How do you encode your paper scans?

Atemu@lemmy.ml · 1 year ago

How do you encode your paper scans?

Saigonauticon@voltage.vn · 1 year ago

Oh, it’s common in my country to use a smartphone to ‘scan’ documents by actually just taking a lousy photo of them. It’s so prevalent that when you tell someone to do a scan they usually do this instead.

I bought a cheap canon scanner for 50$ and it’s pretty perfect for legal documents. A little slow maybe. I use SANE, then do lossy compression too.

In rare situations I’d then post process the PDF to even worse quality using ghostscript, for example when a foreign visa application form requires a scan of a really long document, but doesn’t accept sizes over 2MB.

Atemu@lemmy.ml · 1 year ago

I use SANE, then do lossy compression too.

Well, what kind of lossy compression? JPEG?

IME, JPEG looks quite terrible for text documents -even at q=95.

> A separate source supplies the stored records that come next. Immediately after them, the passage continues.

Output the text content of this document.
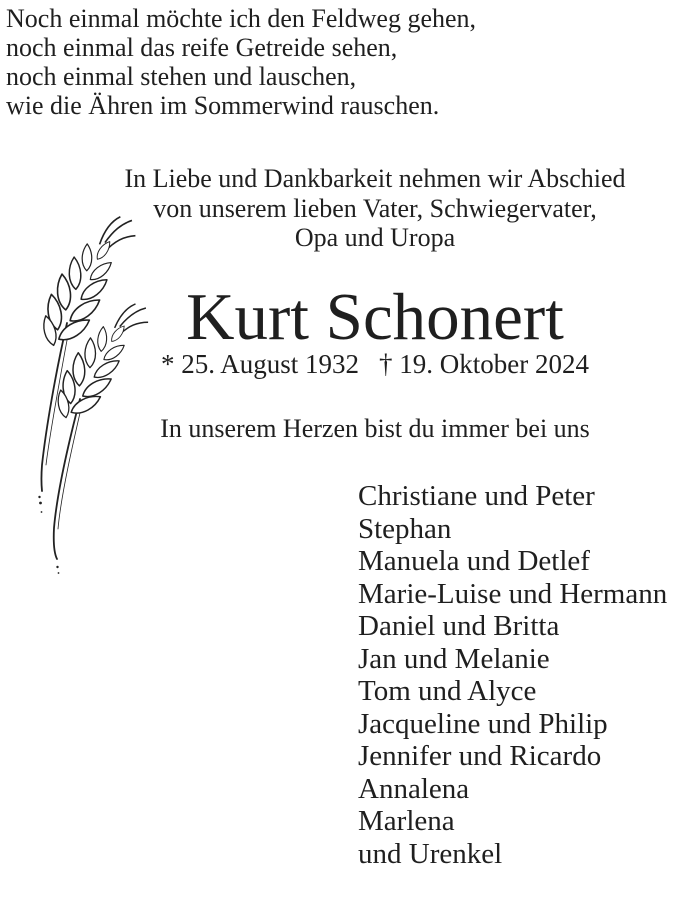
Noch einmal möchte ich den Feldweg gehen,
noch einmal das reife Getreide sehen,
noch einmal stehen und lauschen,
wie die Ähren im Sommerwind rauschen.
In Liebe und Dankbarkeit nehmen wir Abschied
von unserem lieben Vater, Schwiegervater,
Opa und Uropa
Kurt Schonert
* 25. August 1932 † 19. Oktober 2024
In unserem Herzen bist du immer bei uns
Christiane und Peter
Stephan
Manuela und Detlef
Marie-Luise und Hermann
Daniel und Britta
Jan und Melanie
Tom und Alyce
Jacqueline und Philip
Jennifer und Ricardo
Annalena
Marlena
und Urenkel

Saigonauticon@voltage.vn · 1 year ago

Yeah just jpeg. Always comes out perfectly legible.

dpflug@hachyderm.io · 1 year ago

@Atemu
I just use grayscale PNGs, myself. optipng usually takes them down to a decent size.
@Saigonauticon

Atemu@lemmy.ml · 1 year ago

Hmm, I’m using grayscale PNGs as my baseline here. A 150dpi scan is about 1.3MiB.

A (for the purpose of text documents) similar quality WEBP is about 1/4 of that.

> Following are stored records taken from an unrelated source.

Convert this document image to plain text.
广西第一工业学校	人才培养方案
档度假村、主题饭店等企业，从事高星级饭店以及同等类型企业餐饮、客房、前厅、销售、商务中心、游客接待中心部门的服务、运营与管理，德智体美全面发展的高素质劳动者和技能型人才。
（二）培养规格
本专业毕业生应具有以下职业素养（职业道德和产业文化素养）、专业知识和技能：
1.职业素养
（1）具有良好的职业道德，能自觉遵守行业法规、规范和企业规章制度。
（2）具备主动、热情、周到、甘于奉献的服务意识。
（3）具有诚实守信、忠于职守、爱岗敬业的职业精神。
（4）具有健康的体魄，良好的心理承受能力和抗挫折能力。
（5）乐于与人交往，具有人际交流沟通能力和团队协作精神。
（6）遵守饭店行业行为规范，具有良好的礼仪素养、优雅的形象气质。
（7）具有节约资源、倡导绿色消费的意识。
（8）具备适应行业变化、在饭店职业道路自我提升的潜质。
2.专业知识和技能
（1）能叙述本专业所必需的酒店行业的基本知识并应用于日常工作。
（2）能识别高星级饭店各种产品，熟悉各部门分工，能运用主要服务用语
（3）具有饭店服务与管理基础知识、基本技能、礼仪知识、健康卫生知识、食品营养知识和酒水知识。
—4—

kyle@infosec.pub · 1 year ago

You could also try adjusting the contrast a bit. I use an app called Genius Scan, which increases the contrast of the scanned image to reduce the number of bits needed per pixel. This reduces the size of the file quite a bit, although it obviously isn’t a true representation of the scanned document. The TextCleaner imagemagick plugin looks like it’s doing something similar.

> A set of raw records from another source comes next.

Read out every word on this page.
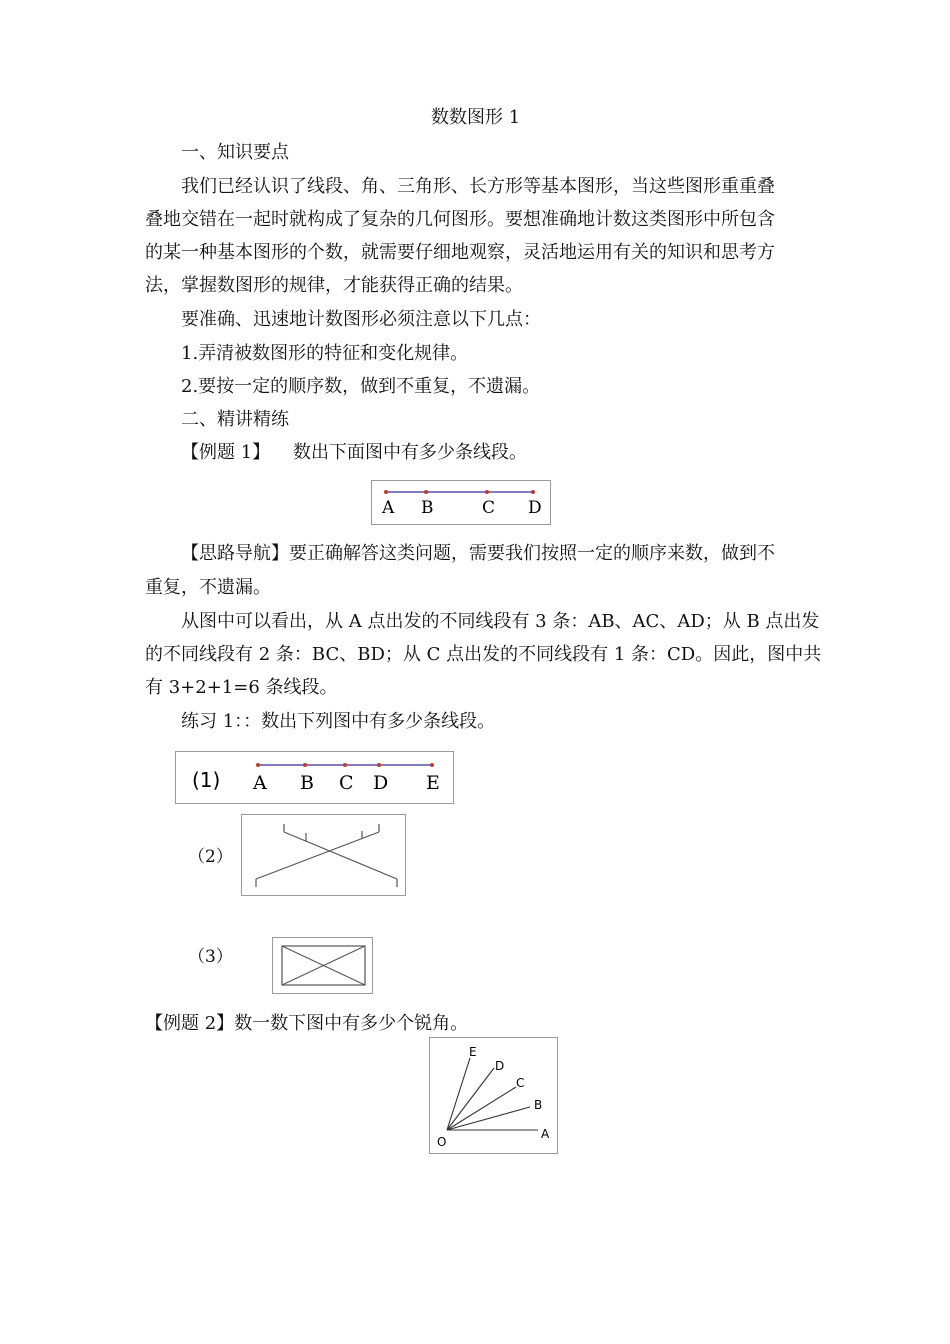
数数图形 1
一、知识要点
我们已经认识了线段、角、三角形、长方形等基本图形，当这些图形重重叠
叠地交错在一起时就构成了复杂的几何图形。要想准确地计数这类图形中所包含
的某一种基本图形的个数，就需要仔细地观察，灵活地运用有关的知识和思考方
法，掌握数图形的规律，才能获得正确的结果。
要准确、迅速地计数图形必须注意以下几点：
1.弄清被数图形的特征和变化规律。
2.要按一定的顺序数，做到不重复，不遗漏。
二、精讲精练
【例题 1】 数出下面图中有多少条线段。
A B	C D
【思路导航】要正确解答这类问题，需要我们按照一定的顺序来数，做到不
重复，不遗漏。
从图中可以看出，从 A 点出发的不同线段有 3 条：AB、AC、AD；从 B 点出发
的不同线段有 2 条：BC、BD；从 C 点出发的不同线段有 1 条：CD。因此，图中共
有 3+2+1=6 条线段。
练习 1：：数出下列图中有多少条线段。
(1) A B C D E
（2）
（3）
【例题 2】数一数下图中有多少个锐角。
E
D
C
B
A
O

dpflug@hachyderm.io · 1 year ago

@Atemu
Webp is much better, as long as your target reader(s) support it.

Atemu@lemmy.ml · 1 year ago

Yes, as I said.

As also mentioned in the post, I need a solution for multiple pages and an image (no matter what format) only represents a single page and WEBPs don’t go into PDFs.

Sifr Moja@mastodon.social · 1 year ago

@Saigonauticon @Atemu A scanner is a camera. Why complicate things?